Biografie
Rainer Maria Rilke wurde am 4. Dezember 1875 während der Zeit des Österreichisch-Ungarischen Kaiserreichs in Prag geboren. Der Schriftsteller, dessen bürgerlicher Name René Maria Rilke lautete, begann seine literarische Karriere bereits in jungen Jahren und ist vor allem für seine Gedichte bekannt.

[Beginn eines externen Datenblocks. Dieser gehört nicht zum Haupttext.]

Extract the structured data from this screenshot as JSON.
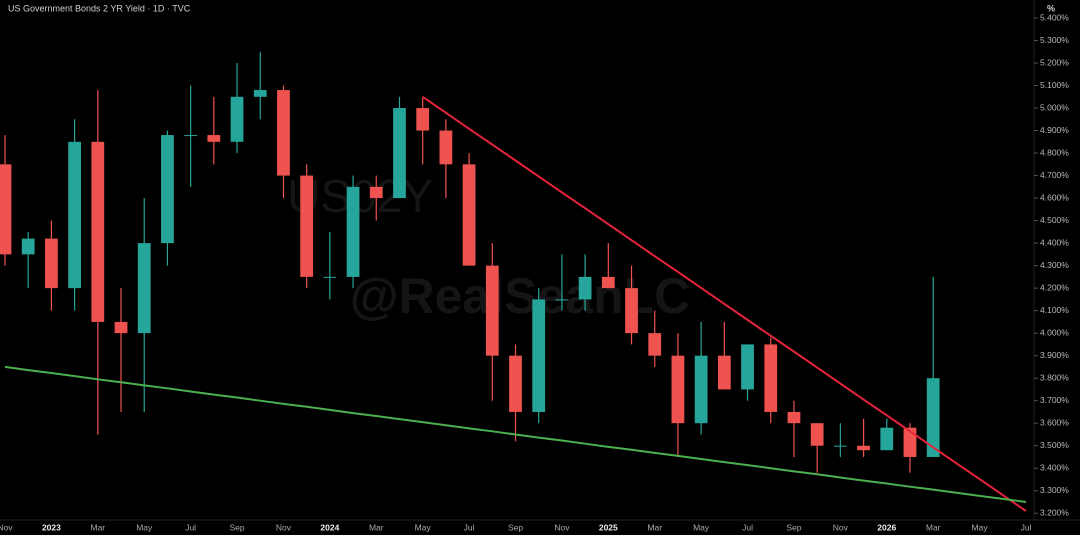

Rilkes Kindheit war aufgrund der ehrgeizigen und launischen Haltung seiner Mutter schwierig. Diese Umstände beeinträchtigten seine Fähigkeit zur zwischenmenschlichen Kommunikation und führten dazu, dass er in seinen Gedichten seine Kindheitserlebnisse einfühlsam widerspiegelte. Seine schulische Ausbildung begann er in Prag, bevor er an Militärschulen weiterführte.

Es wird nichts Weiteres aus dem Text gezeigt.